1.Claims 1. A method of decoding a compressed Higher Order Ambisonics (HOA) representation of a sound or sound field, the method comprising: receiving a bit stream containing the compressed HOA representation, wherein the bit stream comprises a plurality of hierarchical layers that include a base layer and two or more hierarchical enhancement layers, wherein the bit stream comprises at least a data payload corresponding to the plurality of hierarchical layers, and wherein the bit stream further comprises basic side information that is associated with the base layer and enhancement side information that is associated with the two or more hierarchical enhancement layers, wherein the plurality of hierarchical layers have assigned thereto components of the compressed HOA representation of the sound or sound field, wherein the two or more hierarchical enhancement layers comprises a highest usable hierarchical enhancement layer, and wherein each of the two or more hierarchical enhancement layers include a portion of the enhancement side information including parameters for improving a basic reconstructed sound representation obtainable from data included in a respective layer and any layers lower than the respective layer; determining that a parameter CodedVVecLength does not equal 1, and based on this determination, determining that all components of a vector corresponding to the compressed HOA representation are provided; and decoding the compressed HOA representation based on the basic side information that is associated with the base layer and based on the portion of the enhancement side information that is associated with the highest usable hierarchical enhancement layer, and not based on a second portion of the enhancement side information that is associated with any other layer of the two or more hierarchical enhancement layers.

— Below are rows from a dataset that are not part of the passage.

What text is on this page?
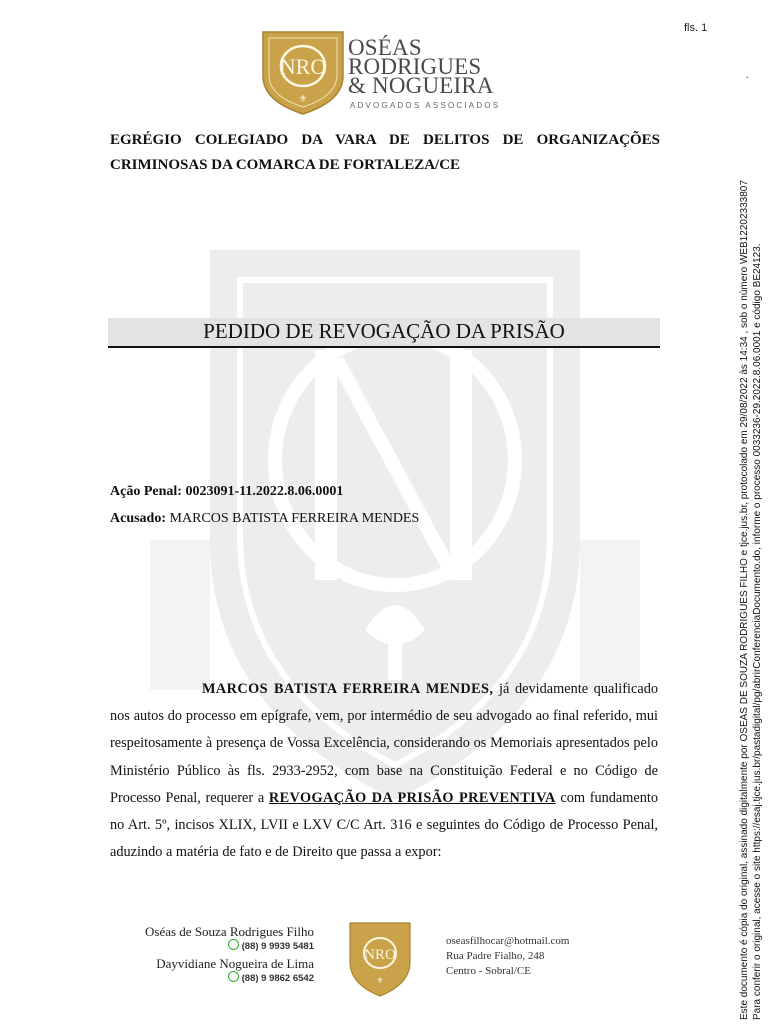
fls. 1
.
NRO
⚜
OSÉAS
RODRIGUES
& NOGUEIRA
ADVOGADOS ASSOCIADOS
EGRÉGIO COLEGIADO DA VARA DE DELITOS DE ORGANIZAÇÕES CRIMINOSAS DA COMARCA DE FORTALEZA/CE
PEDIDO DE REVOGAÇÃO DA PRISÃO
Ação Penal: 0023091-11.2022.8.06.0001
Acusado: MARCOS BATISTA FERREIRA MENDES
MARCOS BATISTA FERREIRA MENDES, já devidamente qualificado nos autos do processo em epígrafe, vem, por intermédio de seu advogado ao final referido, mui respeitosamente à presença de Vossa Excelência, considerando os Memoriais apresentados pelo Ministério Público às fls. 2933-2952, com base na Constituição Federal e no Código de Processo Penal, requerer a REVOGAÇÃO DA PRISÃO PREVENTIVA com fundamento no Art. 5º, incisos XLIX, LVII e LXV C/C Art. 316 e seguintes do Código de Processo Penal, aduzindo a matéria de fato e de Direito que passa a expor:
Oséas de Souza Rodrigues Filho
(88) 9 9939 5481
Dayvidiane Nogueira de Lima
(88) 9 9862 6542
NRO
⚜
oseasfilhocar@hotmail.com
Rua Padre Fialho, 248
Centro - Sobral/CE	Este documento é cópia do original, assinado digitalmente por OSEAS DE SOUZA RODRIGUES FILHO e tjce.jus.br, protocolado em 29/08/2022 às 14:34 , sob o número WEB12202333807 Para conferir o original, acesse o site https://esaj.tjce.jus.br/pastadigital/pg/abrirConferenciaDocumento.do, informe o processo 0033236-29.2022.8.06.0001 e código BE24123.
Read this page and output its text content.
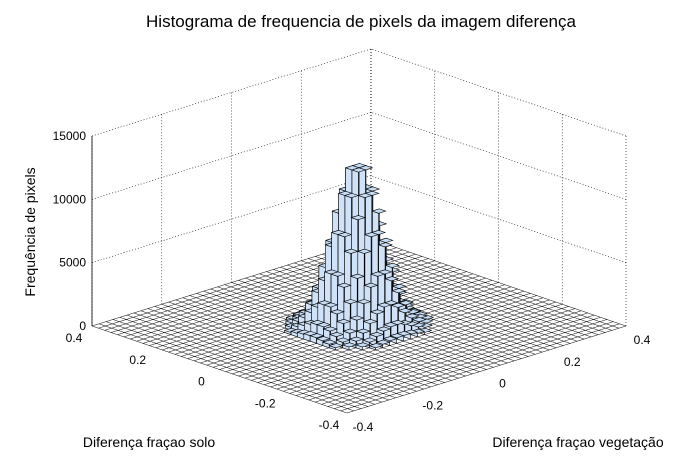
Histograma de frequencia de pixels da imagem diferença
0
5000
10000
15000
-0.4
-0.2
0
0.2
0.4
-0.4
-0.2
0
0.2
0.4
Frequência de pixels
Diferença fraçao solo	Diferença fraçao vegetação
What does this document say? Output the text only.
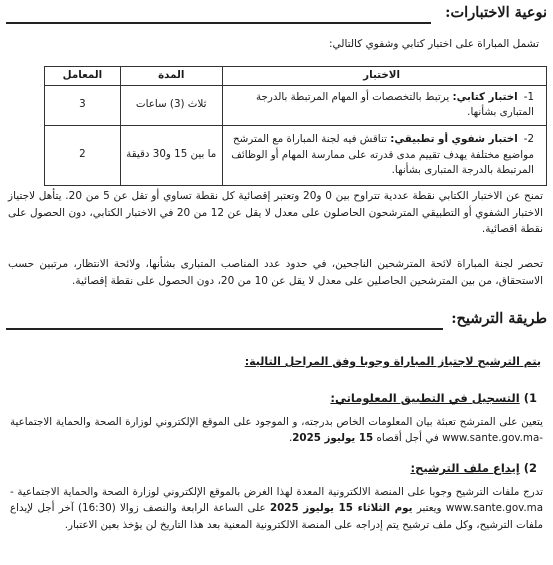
نوعية الاختبارات:
تشمل المباراة على اختبار كتابي وشفوي كالتالي:
الاختبار	المدة	المعامل
1-اختبار كتابي: يرتبط بالتخصصات أو المهام المرتبطة بالدرجة المتبارى بشأنها.	ثلاث (3) ساعات	3
2-اختبار شفوي أو تطبيقي: تناقش فيه لجنة المباراة مع المترشح مواضيع مختلفة يهدف تقييم مدى قدرته على ممارسة المهام أو الوظائف المرتبطة بالدرجة المتبارى بشأنها.	ما بين 15 و30 دقيقة	2

تمنح عن الاختبار الكتابي نقطة عددية تتراوح بين 0 و20 وتعتبر إقصائية كل نقطة تساوي أو تقل عن 5 من 20. يتأهل لاجتياز الاختبار الشفوي أو التطبيقي المترشحون الحاصلون على معدل لا يقل عن 12 من 20 في الاختبار الكتابي، دون الحصول على نقطة اقصائية.

تحصر لجنة المباراة لائحة المترشحين الناجحين، في حدود عدد المناصب المتبارى بشأنها، ولائحة الانتظار، مرتبين حسب الاستحقاق، من بين المترشحين الحاصلين على معدل لا يقل عن 10 من 20، دون الحصول على نقطة إقصائية.

طريقة الترشيح:
يتم الترشيح لاجتياز المباراة وجوبا وفق المراحل التالية:
1) التسجيل في التطبيق المعلوماتي:

يتعين على المترشح تعبئة بيان المعلومات الخاص بدرجته، و الموجود على الموقع الإلكتروني لوزارة الصحة والحماية الاجتماعية -www.sante.gov.ma في أجل أقصاه 15 يوليوز 2025.

2) إيداع ملف الترشيح:

تدرج ملفات الترشيح وجوبا على المنصة الالكترونية المعدة لهذا الغرض بالموقع الإلكتروني لوزارة الصحة والحماية الاجتماعية -www.sante.gov.ma ويعتبر يوم الثلاثاء 15 يوليوز 2025 على الساعة الرابعة والنصف زوالا (16:30) آخر أجل لإيداع ملفات الترشيح، وكل ملف ترشيح يتم إدراجه على المنصة الالكترونية المعنية بعد هذا التاريخ لن يؤخذ بعين الاعتبار.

2. The method of claim 1, wherein the parameters comprise to at least one of: spatial prediction, sub-band directional signals synthesis, and parametric ambience replication.

3. The method of claim 1, wherein the enhancement side information includes information that allows prediction of missing portions of the sound or sound field from directional signals.

4. The method of claim 1, further comprising: determining, for each layer, whether the respective layer has been validly received; and determining a layer index of a layer immediately below a lowest layer that has not been validly received.

5. The method of claim 4, further comprising determining a further layer index that is either equal to the layer index or that indicates omission of enhancement side information during decoding.

6. The method of claim 1, wherein the base layer includes at least one portion of additional basic side information corresponding to the respective layer and including information that specifies decoding of one or more components among the components assigned to the respective layer in dependence on other components assigned to the respective layer and any layers lower than the respective layer, the method comprising, for each portion of additional basic side information: decoding the portion of additional basic side information by referring to the components assigned to its respective layer and any layers lower than the respective layer; and correcting the portion of additional basic side information by referring to the components assigned to the highest usable hierarchical enhancement layer and any layers between the highest usable hierarchical enhancement layer and the respective layer, wherein the basic reconstructed sound representation is obtained from the components assigned to the highest usable hierarchical enhancement layer and any layers lower than the highest usable hierarchical enhancement layer, using the basic side information and corrected portions of additional basic side information obtained from portions of additional basic side information corresponding to layers up to the highest usable hierarchical enhancement layer.

7. A non-transitory carrier medium carrying computer executable code that, when executed on a processor, causes the processor to perform a method according to claim 1.

8. An apparatus for decoding a compressed Higher Order Ambisonics (HOA) representation of a sound or sound field, the apparatus comprising: a receiver for receiving a bit stream containing the compressed HOA representation, wherein the bit stream comprises a plurality of hierarchical layers that include a base layer and two or more hierarchical enhancement layers, wherein the bit stream comprises at least a data payload corresponding to the plurality of hierarchical layers, and wherein the bit stream further comprises basic side information that is associated with the base layer and enhancement side information that is associated with the two or more hierarchical enhancement layers, wherein the plurality of hierarchical layers have assigned thereto components of the compressed HOA representation of the sound or sound field, wherein the two or more hierarchical enhancement layers comprises a highest usable hierarchical enhancement layer, and wherein each of the two or more hierarchical enhancement layers include a portion of the enhancement side information including parameters for improving a basic reconstructed sound representation obtainable from data included in a respective layer and any layers lower than the respective layer; and a processor for determining that a parameter CodedVVecLength does not equal 1, and based on this determination, determining that all components of a vector corresponding to the compressed HOA representation are provided; and a decoder for decoding the compressed HOA representation based on the basic side information that is associated with the base layer and based on the portion of the enhancement side information that is associated with the highest usable hierarchical enhancement layer, and not based on a second portion of the enhancement side information that is associated with any other layer of the two or more hierarchical enhancement layers.